I immediately composed a statement addressed to Igor Skachkov, chief editor of the Sovietski Pisatel publishing house. "I hereby withdraw the manuscript of The Truth About Chernobyl. Please deduct any expenses incurred by the printers for typesetting the text of the manuscript from the fees due to me."

There was, naturally, an uproar. But the cordon around me was tightening, and I had to focus on breaking out of my encirclement.

**

By now I was really depressed, and I stayed that way for another couple of weeks. They were closing in on me. What should I do? Where was the way out? I could not abandon what I had already started. But who would support me? On the night of 1 7 February 1 988 I lay down to sleep, utterly exhausted. That night I had a most unusual dream: I was lying on my back on the ground and looking up at the pitch black starry sky. The stars were twinkling, sharp and clear. Suddenly they began to rush from all over the sky toward its highest point, where they formed two beautiful starlit faces, a man and a woman, with huge, bottomless light eyes. The man's face started shrinking and descending, until it came to a halt some thirty meters above me. It stared straight at me. Then, abruptly, a slightly muffled, cavernous bass voice said, "And how is life on Earth?"

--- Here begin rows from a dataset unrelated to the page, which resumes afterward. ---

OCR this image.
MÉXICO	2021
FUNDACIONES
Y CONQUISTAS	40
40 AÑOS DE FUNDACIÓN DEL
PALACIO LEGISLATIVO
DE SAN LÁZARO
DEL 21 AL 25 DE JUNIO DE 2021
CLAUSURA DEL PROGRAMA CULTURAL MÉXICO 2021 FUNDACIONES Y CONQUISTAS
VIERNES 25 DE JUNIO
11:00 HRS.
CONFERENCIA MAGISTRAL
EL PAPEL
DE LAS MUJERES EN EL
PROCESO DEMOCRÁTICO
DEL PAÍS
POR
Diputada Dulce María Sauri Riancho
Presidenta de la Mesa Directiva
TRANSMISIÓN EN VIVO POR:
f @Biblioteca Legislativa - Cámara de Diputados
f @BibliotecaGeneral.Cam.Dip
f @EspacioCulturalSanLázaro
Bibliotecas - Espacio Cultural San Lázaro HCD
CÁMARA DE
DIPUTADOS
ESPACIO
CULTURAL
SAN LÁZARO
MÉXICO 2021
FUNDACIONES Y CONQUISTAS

"So-so, nothing special. We are fighting," I responded, showing no surprise.

"Wouldn't you like to come up here with us?" (I re- member clearly that he said not "into the sky" but "up here.")

"It's a bit early for me," I answered, as if it were not God's business to decide whether it was early or late or just right. "I still have work to do here on Earth. It's the only one we have in the universe."

"There are plenty of planets like Earth in the universe," the voice said. "So you v won't come and join us?"

"It's a bit early for me," I answered the Lord confidently. For a while the starry male face remained above me, its enormous clear eyes staring searchingly at me. Then the face rose in the sky, growing as it did so, until it stopped next to the woman's face. The woman's face began to shrink and descend to the same altitude, where it stopped above me, staring at me probingly and lovingly, without a word. Compassion was visible in its eyes. Soon the face soared back into the sky, and after a moment both faces vanished among the stars.

When I awoke next morning I was happy and relaxed, my heart filled with joyous energy. For three or four weeks after that, wherever I went I was accompanied by two beautiful faces, my guardians, at my right side, roughly level with my heart.

**

In May 1988 my story "A Living Soul" was published in Ural. In July my book of stories A Moment of Life was put out by the publishing house Sovietski Pisatel, without The Truth About Chernobyl. That same month I received a summons from the Moscow military prosecutor on Rogova, 6 (Military Unit No. 3363), for purposes of investigation. When I phoned him, the prosecutor, Aleksei Khalyavchenko, asked me to come in without delay.

I sat and waited in the corridor of the prosecutor's office. A soldier was seated on either side of the entrance, each with a Kalashnikov across his knees. A tall, solidly built soldier with a stony mien paced to and fro along the corridor. The barrels of the automatic weapons were trained on him.
I could have skipped the last paragraph, but even though he got out of this ordeal, it gives an idea of the trials.